Серафима знала историю про солдатку Алевтинушку, с коей Альберт Карлович прожил несколько лет, выдавая ее за свою экономку, хотя не особо и скрывал свои более тесные с ней сношения. Он покупал ей наряды, делал подарки, выстроил большой дом в селе Царицино, откуда она была родом, и даже возил сию непотребницу в своей открытой коляске четвернею и водил с собою на маскарады незамаскированную. Когда ему делали замечания насчет сего неблаголепного поведения, он только посмеивался и умело уходил от дальнейшего разговора. Потом, вынужденный подчиниться требованию университетского Совета, обязавшего его освободиться от порочащей профессорское звание связи, Факс открыто зажил с шотландкой лади Гаттон, женщиной замужней, приехавшей в Казань из Петербурга и якобы поджидающей здесь своего мужа. Ожидание сие затянулось на целый год, и, когда муж лади Гаттон все же приехал, она отказалась вернуться к нему. Все в городе ждали скандальной развязки, однако ничего подобного не случилось. Доктор Факс и сэр Гаттон каким-то образом поладили, и какое-то время они жили на квартире Альберта Карловича втроем, что породило в городе новые слухи и домыслы, насчет коих даже самые смелые бонмотисты острили лишь намеками и весьма туманно. Скоро Гаттон уехал, потом исчезла из города и лади, и уже одного этого было бы достаточно, чтобы симпатия и благорасположение исчезли из сердца Серафимы. Однако Елагина испытывала к доктору Факсу иное чувство нежели просто симпатию, и убить его было возможно разве что только собственной смертию. Воистину, трудно постичь душу женщины, ежели она к тому же девушка…

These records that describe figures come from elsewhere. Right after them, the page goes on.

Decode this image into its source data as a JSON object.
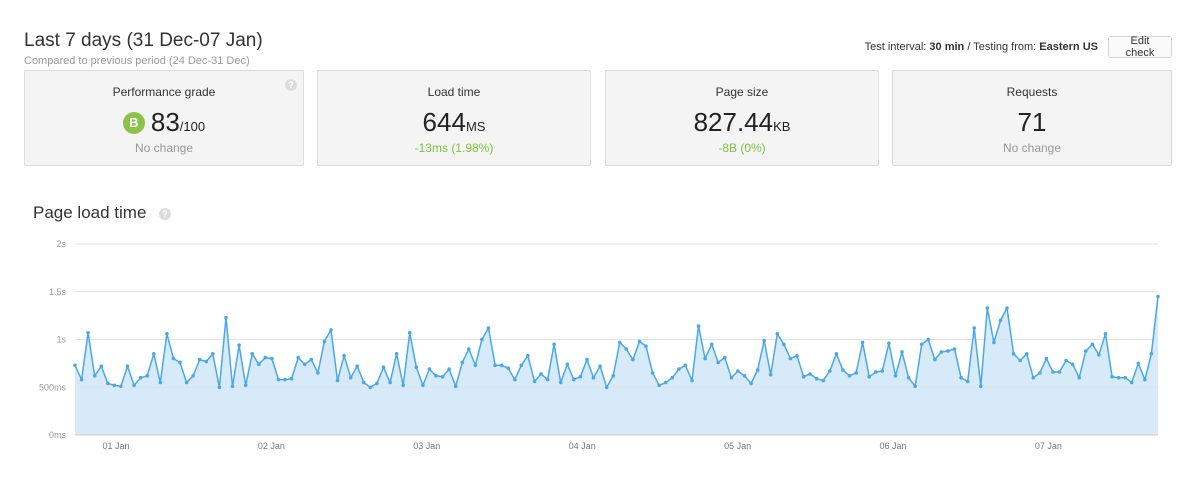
{
  "header": {
    "title": "Last 7 days (31 Dec-07 Jan)",
    "subtitle": "Compared to previous period (24 Dec-31 Dec)"
  },
  "test_info": {
    "interval_label": "Test interval:",
    "interval_value": "30 min",
    "separator": " / ",
    "location_label": "Testing from:",
    "location_value": "Eastern US"
  },
  "edit_button": "Edit check",
  "cards": {
    "performance": {
      "label": "Performance grade",
      "grade": "B",
      "value": "83",
      "unit": "/100",
      "change": "No change"
    },
    "load_time": {
      "label": "Load time",
      "value": "644",
      "unit": "MS",
      "change": "-13ms (1.98%)"
    },
    "page_size": {
      "label": "Page size",
      "value": "827.44",
      "unit": "KB",
      "change": "-8B (0%)"
    },
    "requests": {
      "label": "Requests",
      "value": "71",
      "change": "No change"
    }
  },
  "colors": {
    "accent_green": "#7cc33f",
    "grade_badge": "#8bc34a",
    "line": "#4aa8e8",
    "area": "#d6eafa"
  },
  "icons": {
    "help": "question-circle-icon"
  },
  "chart_section": {
    "title": "Page load time"
  },
  "chart_data": {
    "type": "area",
    "title": "Page load time",
    "y_ticks": [
      "0ms",
      "500ms",
      "1s",
      "1.5s",
      "2s"
    ],
    "ylim": [
      0,
      2
    ],
    "y_unit": "s",
    "x_ticks": [
      "01 Jan",
      "02 Jan",
      "03 Jan",
      "04 Jan",
      "05 Jan",
      "06 Jan",
      "07 Jan"
    ],
    "grid": true,
    "series": [
      {
        "values": [
          0.73,
          0.58,
          1.07,
          0.62,
          0.72,
          0.54,
          0.52,
          0.51,
          0.72,
          0.52,
          0.6,
          0.62,
          0.85,
          0.55,
          1.06,
          0.8,
          0.76,
          0.55,
          0.62,
          0.79,
          0.77,
          0.85,
          0.5,
          1.23,
          0.51,
          0.94,
          0.52,
          0.85,
          0.74,
          0.81,
          0.8,
          0.58,
          0.58,
          0.59,
          0.81,
          0.74,
          0.79,
          0.65,
          0.98,
          1.1,
          0.57,
          0.83,
          0.6,
          0.72,
          0.55,
          0.5,
          0.54,
          0.71,
          0.55,
          0.85,
          0.52,
          1.07,
          0.71,
          0.52,
          0.69,
          0.62,
          0.61,
          0.69,
          0.51,
          0.76,
          0.9,
          0.73,
          1.0,
          1.12,
          0.73,
          0.73,
          0.7,
          0.58,
          0.73,
          0.83,
          0.56,
          0.64,
          0.58,
          0.95,
          0.55,
          0.74,
          0.58,
          0.61,
          0.79,
          0.6,
          0.72,
          0.5,
          0.62,
          0.97,
          0.9,
          0.79,
          0.98,
          0.93,
          0.65,
          0.52,
          0.55,
          0.6,
          0.69,
          0.73,
          0.57,
          1.14,
          0.8,
          0.95,
          0.76,
          0.81,
          0.6,
          0.67,
          0.62,
          0.54,
          0.68,
          0.99,
          0.63,
          1.06,
          0.95,
          0.8,
          0.83,
          0.61,
          0.64,
          0.59,
          0.57,
          0.67,
          0.85,
          0.68,
          0.62,
          0.65,
          0.97,
          0.61,
          0.66,
          0.67,
          0.96,
          0.62,
          0.87,
          0.6,
          0.51,
          0.95,
          1.0,
          0.79,
          0.87,
          0.88,
          0.9,
          0.6,
          0.56,
          1.12,
          0.51,
          1.33,
          0.97,
          1.2,
          1.33,
          0.85,
          0.78,
          0.85,
          0.6,
          0.65,
          0.8,
          0.66,
          0.66,
          0.78,
          0.74,
          0.6,
          0.88,
          0.95,
          0.84,
          1.06,
          0.61,
          0.6,
          0.6,
          0.55,
          0.75,
          0.58,
          0.85,
          1.45
        ]
      }
    ]
  }
}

— Ну не твой, так не твой, — дипломатично произнесла Манефа Ильинична и сделала вид, что собирается подняться. — И верно, что тебе всякие сплетни про человеков выслушивать, до коих тебе и дела никоего нету.
— Ну, говорите уж, коли начали, — нерешительно произнесла Серафима.
— Да ладно, Симочка, не стоит он того, чтобы в приличных домах о нем разговоры разговаривать, — искоса посмотрела Манефа Ильинична на племянницу.
— Нет уж, говорите, — уже настойчиво произнесла Серафима и требовательно посмотрела на тетушку.
— Ну, раз ты настаиваешь, — как бы нехотя промолвила Манефа Ильинична и начала: — Верно, ты знаешь про роман этого Факса с девицей Лячковой?
Серафима кивнула.
— Так вот, — продолжала рассказывать тетушка. — Оказывается, этим летом он ездил вместе с ней на Сергиевские серные воды. Она там всем объявляла себя его невестой и принимала поздравления. А третьего дня сия барышня заявилась в шестом часу вечера к нему на квартиру и застала там вместе с ним какую-то дамочку. Учинился скандал, ибо мадемуазель Лячкова с августа месяца имела от него залог, уже заметно увеличивший ее живот, и приехала за Факсом, как и было с ним уговорено, чтобы ехать за Каму в ее село венчаться. Факсова дамочка забрала свои вещи и ушла, а барышня Лячкова осталась ночевать у Факса. Поутру господин Факс поехал прощаться со своими знакомыми, пообещав невесте вернуться к четырем часам пополудни. Однако не вернулся ни днем, ни вечером. Бедная Лячкова ночевала на квартире Факса одна, а сегодня поутру, в шестом часу, съехала, чтобы никто не видал ее позора. А как она отъехала, заявился и Альберт Карлович, который нарочно скрывался от нее у одного из своих приятелей, верно, такого же непотребника, как и он сам.